News from the open access movementJump to navigation
Queensland University of Technology (QUT), the first university anywhere to adopt an OA mandate, has launched an Open Access to Knowledge (OAK) Law project. From the site:
In today’s ever-changing world, open access to knowledge is increasingly important, as both an economic and social force. This project aims to ensure that people can legally and efficiently share knowledge across domains and across the world. This will be of significance to the every day citizen through to top-end researchers. The project will develop legal protocols for managing copyright issues in an open access environment and investigate provision and implementation of a rights expression language for implementing such protocols at a technical level.
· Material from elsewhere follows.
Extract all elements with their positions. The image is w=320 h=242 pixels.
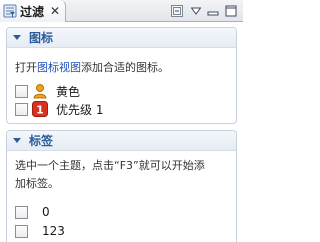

At both levels, legal and technical, the project will integrate with existing open access repositories. The significance of the project is that it will provide a vital infrastructure to the open access landscape that does not adequately exist at the moment.
Quoting Tom Cochran, QUT's Deputy Vice-Chancellor:
It is often observed that the law and law making lags behind technology. Nowhere is this more apparent than in the maze of rights management and rights assertion surrounding access to content which is increasingly in digital form, often exclusively. Queensland University of Technology is pleased to be the supporting institution for this project, to systematically develop more assured processes, understandings and protocols to assist the smooth flow of knowledge and information for a variety of communities in future years. In doing so it particularly recognizes the public policy imperative of freeing up access to publicly funded research and its outputs.
Also see the press release announcing the project (February 21, 2006):
A new "open access to knowledge" project hosted by the Queensland University of Technology aims to ensure that anyone can legally share knowledge across the world, whether they be an every day citizen or a top end researcher. The QUT team, led by School of Law head, Professor Brian Fitzgerald is embarking on a $1.3 million, two year project to develop legal protocols for managing copyright issues in an open access environment. The Open Access to Knowledge (OAK) Law Project, when complete, would provide legal protocols that would free up the national and international research environment and remove barriers to reusing and remixing information, Professor Fitzgerald said...."If researchers know they can safeguard their work with OAK Law protocols they will be more comfortable with making it available online and thus increase the stock of knowledge available to everyone," Prof Fitzgerald said. "The OAK Law protocols will benefit everyone from school students to Nobel Prize winners who can go online, do a Google search, find relevant research and use it without fear of being sued for copyright infringements. The project will work with cutting edge research repositories in marine science and medical research to ensure that all Australians have the right to access and, where permitted, reuse high quality research data in their daily lives."